Thursday 18 June 2009, 14.15 Aud. M, Niels Bohr Institute Blegdamsvej 17, Copenhagen
Christian Joas
Max Planck Institute for the History of Science, Berlin
Interacting Fields –
Quantum Field Theory and the Conceptual Borderlands
between Solid-State and Particle Physics
Solid-state physics and elementary-particle physics are usually viewed as being largely disconnected fields of research which share little more than their conceptual basis – quantum mechanics. In my talk, I will show that, to the contrary, the history of both fields is intertwined to a large extent. In the mid-to-late 1950s, key notions (quasiparticles, collective excitations)
and methods (diagramatic perturbation theory, renormalization) of modern condensed-matter theory emerged from the transfer of quantum field theoretical methods, which had their origins in particle physics, to the nascent field of solid-state physics.

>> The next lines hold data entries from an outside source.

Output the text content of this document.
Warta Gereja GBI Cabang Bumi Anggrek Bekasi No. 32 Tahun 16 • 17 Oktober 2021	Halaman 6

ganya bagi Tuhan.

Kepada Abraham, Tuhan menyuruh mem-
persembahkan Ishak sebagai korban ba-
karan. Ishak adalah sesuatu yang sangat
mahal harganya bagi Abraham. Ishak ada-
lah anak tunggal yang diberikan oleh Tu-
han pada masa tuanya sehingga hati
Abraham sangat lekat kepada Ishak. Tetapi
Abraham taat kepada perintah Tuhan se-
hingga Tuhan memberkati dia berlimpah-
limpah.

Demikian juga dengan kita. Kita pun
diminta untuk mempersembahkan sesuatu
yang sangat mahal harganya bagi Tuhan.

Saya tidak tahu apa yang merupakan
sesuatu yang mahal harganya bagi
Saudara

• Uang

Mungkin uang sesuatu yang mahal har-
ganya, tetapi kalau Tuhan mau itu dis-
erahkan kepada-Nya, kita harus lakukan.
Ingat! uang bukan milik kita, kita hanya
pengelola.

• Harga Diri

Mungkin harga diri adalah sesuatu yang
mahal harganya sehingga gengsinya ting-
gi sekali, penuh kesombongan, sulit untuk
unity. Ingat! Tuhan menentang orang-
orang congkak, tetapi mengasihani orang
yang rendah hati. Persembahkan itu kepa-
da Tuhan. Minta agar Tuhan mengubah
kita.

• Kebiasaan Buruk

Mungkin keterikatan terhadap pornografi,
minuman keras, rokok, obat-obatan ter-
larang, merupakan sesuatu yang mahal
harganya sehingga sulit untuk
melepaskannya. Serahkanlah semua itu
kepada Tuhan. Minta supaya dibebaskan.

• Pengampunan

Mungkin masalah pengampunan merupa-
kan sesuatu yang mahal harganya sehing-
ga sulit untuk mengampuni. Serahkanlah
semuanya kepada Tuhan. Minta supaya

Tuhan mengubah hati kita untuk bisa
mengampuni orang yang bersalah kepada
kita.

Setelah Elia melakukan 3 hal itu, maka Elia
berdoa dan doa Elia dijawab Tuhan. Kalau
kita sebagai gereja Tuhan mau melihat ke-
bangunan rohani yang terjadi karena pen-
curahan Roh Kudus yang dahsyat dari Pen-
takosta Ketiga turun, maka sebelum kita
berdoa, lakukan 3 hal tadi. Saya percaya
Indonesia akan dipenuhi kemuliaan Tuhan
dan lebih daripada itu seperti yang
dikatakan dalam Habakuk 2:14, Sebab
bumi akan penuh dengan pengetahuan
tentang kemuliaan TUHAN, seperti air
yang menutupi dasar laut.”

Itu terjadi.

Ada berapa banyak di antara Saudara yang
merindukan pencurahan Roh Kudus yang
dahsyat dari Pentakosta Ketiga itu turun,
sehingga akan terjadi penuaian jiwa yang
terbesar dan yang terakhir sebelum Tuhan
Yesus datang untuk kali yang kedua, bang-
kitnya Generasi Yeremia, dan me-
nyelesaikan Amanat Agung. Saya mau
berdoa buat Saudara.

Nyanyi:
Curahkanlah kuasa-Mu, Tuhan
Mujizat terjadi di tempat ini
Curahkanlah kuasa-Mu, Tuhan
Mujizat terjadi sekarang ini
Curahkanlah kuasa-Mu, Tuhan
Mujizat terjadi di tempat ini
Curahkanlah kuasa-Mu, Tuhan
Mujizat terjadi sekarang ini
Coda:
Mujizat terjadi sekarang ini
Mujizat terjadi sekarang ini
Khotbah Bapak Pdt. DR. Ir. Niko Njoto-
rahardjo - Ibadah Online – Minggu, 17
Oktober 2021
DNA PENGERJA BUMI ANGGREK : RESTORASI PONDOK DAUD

I will trace the formulation and transformation of these concepts within the context of solids, and their far-reaching heuristic and ontological consequences for the field which today is arguably the largest subdiscipline of physics. In the early 1960s, novel concepts from the quantum field theory of solids – which had flourished quite independently for several years – were able to cross-fertilize back into the field of particle physics. Even today, interactions between condensed-matter and particle physics are not uncommon, especially at the frontier of research. I will study the dynamics of these interactions and examine the topology of the conceptual borderlands between both fields of research.